Em uma empresa dessa natureza, áreas de suporte, atendimento e checagem de informações podem ser otimizads com aplicação de IA em larga escala. Outras companhias não têm essa característica, e se beneficiariam muito mais se a tecnologia fosse aplicada em outros usos. Mas quais?
Hora de embarcar
No mesmo artigo em que falei dos KPIs, sinalizei também que a IA seria mais útil tanto mais quanto fosse embarcada em dispositivos e aplicações. Um exemplo bastante evidente são as câmeras de vigilância que, por meio da inteligência artificial, podem identificar comportamentos suspeitos dos frequentadores de lojas do varejo. Imagine o quanto algo desse tipo pode economizar para uma rede de supermercados, reduzindo perdas e auxiliando a equipe de segurança patrimonial. Ou melhor, não imagine: faça cálculos e projeções que permitam ter a dimensão real da economia proporcionada.
Pense, ainda, em ERPs que podem fazer uma integração verdadeiramente inteligente com auxílio da IA. Sistemas contábeis e fiscais com inteligência artificial embarcada, capazes de detectar fraudes e desvios com mais assertividade. Modelos de segurança da informação que contam com essa tecnologia para autorizar ou negar permissões com mais rapidez e assertividade, garantindo proteção ao sistema com uma agilidade que os modelos tradicionais não são capazes de proporcionar.
Nenhuma dessas soluções é uma projeção para o futuro: todas estão disponíveis, e muitas empresas tirariam grande proveito de seu uso. Mas para tanto, é preciso fazer a lição de casa, estudando as reais necessidades a organização e analisando o que o mercado oferece a ela.
A empolgação e o marketing em torno da IA fizeram muitos C-levels (e não só eles) se iludirem, acreditando que haveria um boom revolucionário em termos de desempenho, redução de custos e afins. Porém, sem conhecer o que estavam comprando, fizeram projetos mal direcionados, com resultados decepcionantes. Outras até estavam bem capacitadas em termos de pessoal qualificado, mas estabeleceram prazos e condições inviáveis para a adoção da novidade. Tampouco colheram bons frutos.

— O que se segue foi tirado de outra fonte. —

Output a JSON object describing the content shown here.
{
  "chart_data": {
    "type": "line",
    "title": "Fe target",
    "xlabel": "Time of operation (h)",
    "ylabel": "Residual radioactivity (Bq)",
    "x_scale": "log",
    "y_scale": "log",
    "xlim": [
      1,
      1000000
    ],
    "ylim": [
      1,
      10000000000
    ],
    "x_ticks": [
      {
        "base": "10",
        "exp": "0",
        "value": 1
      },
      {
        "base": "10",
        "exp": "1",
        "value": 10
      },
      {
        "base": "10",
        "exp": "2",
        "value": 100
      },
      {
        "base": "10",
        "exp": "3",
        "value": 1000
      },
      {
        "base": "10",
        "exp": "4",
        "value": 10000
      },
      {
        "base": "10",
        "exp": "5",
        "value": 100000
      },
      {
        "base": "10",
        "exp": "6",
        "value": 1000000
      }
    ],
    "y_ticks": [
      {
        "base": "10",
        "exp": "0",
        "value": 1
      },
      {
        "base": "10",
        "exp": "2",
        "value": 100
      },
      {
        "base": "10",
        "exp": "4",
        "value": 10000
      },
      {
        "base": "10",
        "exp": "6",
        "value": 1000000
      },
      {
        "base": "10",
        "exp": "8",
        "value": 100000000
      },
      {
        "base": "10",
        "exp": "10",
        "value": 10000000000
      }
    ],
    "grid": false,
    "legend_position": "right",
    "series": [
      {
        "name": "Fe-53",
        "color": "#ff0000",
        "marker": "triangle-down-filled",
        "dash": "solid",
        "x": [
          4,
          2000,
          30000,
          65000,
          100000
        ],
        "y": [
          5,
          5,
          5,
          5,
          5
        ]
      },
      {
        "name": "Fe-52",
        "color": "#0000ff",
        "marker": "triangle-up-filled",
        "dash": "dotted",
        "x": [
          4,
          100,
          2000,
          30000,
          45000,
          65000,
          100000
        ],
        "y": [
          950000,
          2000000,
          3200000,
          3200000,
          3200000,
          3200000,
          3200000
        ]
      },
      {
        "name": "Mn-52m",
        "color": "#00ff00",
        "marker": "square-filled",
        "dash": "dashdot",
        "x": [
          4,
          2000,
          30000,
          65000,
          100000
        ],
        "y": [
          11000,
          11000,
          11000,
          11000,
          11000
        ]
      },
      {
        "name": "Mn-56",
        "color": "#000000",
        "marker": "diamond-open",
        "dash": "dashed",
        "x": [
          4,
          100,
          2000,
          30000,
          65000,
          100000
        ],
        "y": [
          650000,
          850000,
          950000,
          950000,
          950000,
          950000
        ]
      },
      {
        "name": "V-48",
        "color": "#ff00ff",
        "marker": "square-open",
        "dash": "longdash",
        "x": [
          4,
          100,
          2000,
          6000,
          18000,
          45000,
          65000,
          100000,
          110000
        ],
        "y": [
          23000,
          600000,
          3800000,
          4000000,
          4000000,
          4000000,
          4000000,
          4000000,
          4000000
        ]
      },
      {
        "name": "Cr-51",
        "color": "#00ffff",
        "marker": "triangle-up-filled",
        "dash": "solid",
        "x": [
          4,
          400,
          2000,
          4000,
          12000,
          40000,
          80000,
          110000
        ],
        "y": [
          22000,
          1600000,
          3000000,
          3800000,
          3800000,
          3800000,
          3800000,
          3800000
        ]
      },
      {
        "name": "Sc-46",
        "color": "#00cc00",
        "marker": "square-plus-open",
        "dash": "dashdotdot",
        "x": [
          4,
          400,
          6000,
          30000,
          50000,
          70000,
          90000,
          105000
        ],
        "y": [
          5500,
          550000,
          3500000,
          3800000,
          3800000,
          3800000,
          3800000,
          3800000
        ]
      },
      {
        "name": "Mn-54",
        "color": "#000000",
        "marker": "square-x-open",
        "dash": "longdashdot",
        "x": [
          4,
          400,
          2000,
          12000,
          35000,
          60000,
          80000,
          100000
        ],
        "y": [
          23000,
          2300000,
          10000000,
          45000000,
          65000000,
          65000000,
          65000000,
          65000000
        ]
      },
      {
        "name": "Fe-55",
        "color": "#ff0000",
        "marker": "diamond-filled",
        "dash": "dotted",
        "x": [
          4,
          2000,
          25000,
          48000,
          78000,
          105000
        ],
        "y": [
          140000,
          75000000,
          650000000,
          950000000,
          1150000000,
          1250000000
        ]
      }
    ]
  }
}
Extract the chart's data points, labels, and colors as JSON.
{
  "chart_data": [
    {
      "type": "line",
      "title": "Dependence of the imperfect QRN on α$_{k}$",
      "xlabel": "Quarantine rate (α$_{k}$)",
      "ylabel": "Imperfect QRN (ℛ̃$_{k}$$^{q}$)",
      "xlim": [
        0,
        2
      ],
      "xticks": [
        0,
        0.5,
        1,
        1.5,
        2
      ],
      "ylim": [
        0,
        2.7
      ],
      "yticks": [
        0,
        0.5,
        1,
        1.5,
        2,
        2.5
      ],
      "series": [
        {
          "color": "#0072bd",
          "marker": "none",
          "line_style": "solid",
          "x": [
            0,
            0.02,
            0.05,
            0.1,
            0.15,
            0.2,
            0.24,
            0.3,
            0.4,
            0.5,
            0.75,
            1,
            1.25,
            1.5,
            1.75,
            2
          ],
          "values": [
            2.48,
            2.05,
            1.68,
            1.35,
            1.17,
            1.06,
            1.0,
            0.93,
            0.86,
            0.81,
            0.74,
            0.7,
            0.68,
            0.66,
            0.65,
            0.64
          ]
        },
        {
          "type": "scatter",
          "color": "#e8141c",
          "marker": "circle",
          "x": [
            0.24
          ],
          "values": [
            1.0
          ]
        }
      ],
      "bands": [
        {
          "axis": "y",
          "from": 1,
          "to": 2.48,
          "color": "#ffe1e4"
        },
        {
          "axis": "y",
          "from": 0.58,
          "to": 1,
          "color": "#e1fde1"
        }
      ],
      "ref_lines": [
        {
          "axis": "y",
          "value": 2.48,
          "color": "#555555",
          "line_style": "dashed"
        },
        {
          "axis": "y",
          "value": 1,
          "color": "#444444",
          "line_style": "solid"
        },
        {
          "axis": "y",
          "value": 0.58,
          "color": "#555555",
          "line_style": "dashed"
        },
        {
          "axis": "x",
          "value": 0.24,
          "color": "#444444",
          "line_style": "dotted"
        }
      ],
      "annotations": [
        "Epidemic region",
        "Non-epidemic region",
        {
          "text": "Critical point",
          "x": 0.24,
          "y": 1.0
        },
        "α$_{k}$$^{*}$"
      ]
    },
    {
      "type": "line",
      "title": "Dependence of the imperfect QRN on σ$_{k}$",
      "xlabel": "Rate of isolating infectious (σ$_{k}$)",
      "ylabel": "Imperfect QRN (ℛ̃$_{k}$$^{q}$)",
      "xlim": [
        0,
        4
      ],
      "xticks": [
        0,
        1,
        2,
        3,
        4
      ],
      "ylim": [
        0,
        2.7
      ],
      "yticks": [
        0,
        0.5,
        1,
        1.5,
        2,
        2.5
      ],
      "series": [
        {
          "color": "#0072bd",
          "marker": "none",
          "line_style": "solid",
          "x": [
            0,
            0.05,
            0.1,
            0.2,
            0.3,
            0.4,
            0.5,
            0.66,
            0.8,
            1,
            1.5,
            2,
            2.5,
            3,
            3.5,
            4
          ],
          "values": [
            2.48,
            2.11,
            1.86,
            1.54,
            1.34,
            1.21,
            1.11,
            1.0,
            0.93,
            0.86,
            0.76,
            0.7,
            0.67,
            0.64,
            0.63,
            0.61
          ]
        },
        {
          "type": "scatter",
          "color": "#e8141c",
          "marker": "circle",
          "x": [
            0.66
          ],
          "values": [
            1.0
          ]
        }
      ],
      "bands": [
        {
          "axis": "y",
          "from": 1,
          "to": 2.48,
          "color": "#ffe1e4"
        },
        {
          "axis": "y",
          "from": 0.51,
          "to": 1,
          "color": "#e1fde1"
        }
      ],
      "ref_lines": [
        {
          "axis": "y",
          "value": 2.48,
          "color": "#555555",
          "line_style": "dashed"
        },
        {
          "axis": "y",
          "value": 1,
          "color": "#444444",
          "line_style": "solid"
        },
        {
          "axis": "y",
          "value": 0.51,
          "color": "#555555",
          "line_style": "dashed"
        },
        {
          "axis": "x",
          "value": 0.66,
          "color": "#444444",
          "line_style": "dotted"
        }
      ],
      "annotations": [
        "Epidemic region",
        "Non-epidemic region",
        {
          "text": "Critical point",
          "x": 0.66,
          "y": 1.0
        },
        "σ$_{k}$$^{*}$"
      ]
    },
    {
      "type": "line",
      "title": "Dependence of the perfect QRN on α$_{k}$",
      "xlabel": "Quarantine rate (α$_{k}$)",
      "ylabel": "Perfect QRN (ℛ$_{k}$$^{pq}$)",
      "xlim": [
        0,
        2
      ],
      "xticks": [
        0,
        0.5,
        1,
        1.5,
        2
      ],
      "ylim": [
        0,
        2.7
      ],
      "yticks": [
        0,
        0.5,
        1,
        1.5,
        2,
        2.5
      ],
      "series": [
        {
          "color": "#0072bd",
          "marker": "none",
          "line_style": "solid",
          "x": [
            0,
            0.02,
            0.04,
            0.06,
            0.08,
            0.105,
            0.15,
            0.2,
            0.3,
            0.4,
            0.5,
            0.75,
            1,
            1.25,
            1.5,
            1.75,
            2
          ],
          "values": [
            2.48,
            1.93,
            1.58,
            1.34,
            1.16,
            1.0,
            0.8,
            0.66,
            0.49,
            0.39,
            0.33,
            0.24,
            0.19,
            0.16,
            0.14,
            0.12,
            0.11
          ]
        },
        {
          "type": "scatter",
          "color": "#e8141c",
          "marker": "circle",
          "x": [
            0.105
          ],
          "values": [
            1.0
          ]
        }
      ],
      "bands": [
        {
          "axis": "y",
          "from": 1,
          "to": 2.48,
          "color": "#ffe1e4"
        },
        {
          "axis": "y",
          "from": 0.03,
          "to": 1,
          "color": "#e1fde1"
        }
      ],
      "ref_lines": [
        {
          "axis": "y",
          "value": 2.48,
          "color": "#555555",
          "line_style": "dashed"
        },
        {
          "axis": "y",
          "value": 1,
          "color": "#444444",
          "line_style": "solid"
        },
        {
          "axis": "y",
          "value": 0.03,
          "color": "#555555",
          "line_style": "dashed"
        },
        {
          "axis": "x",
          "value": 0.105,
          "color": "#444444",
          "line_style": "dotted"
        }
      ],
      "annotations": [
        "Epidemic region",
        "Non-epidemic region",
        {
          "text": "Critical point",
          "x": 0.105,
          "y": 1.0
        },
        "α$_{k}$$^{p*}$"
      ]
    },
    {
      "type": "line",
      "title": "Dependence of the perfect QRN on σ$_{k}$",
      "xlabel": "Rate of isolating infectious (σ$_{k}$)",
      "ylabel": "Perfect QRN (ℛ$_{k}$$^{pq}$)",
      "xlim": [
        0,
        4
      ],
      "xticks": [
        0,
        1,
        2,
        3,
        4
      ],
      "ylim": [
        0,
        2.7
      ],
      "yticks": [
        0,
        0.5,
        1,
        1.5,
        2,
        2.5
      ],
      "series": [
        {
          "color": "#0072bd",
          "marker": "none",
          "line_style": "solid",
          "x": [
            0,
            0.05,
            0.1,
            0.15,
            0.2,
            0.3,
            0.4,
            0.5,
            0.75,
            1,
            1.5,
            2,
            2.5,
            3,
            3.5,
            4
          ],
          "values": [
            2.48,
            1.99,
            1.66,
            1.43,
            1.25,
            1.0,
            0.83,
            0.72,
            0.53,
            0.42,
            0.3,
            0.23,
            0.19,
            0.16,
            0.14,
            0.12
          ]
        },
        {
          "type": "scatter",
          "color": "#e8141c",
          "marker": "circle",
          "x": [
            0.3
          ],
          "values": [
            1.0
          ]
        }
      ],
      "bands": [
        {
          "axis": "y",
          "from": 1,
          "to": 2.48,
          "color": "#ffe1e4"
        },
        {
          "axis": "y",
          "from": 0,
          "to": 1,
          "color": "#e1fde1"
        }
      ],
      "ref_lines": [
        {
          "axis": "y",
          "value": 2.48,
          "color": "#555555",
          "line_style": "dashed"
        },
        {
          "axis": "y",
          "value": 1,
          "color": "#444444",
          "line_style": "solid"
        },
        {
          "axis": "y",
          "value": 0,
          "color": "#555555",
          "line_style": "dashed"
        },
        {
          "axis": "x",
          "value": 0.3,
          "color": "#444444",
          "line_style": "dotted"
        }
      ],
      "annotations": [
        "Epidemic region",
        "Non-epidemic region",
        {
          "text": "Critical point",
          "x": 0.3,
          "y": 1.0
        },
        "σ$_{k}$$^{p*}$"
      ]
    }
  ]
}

Porém, mesmo quem já investiu pode realizar uma correção de rota. Tudo vai depender, claro, do valor investido até o momento. As empresas podem realizar um estudo mais aprofundado sobre o que estava sendo desenvolvido versus o que elas realmente precisam. Em outras palavras, pode ser um bom momento de realizar um estudo de caso em cima de projetos e hipóteses plausíveis, e não mais seguir a manada.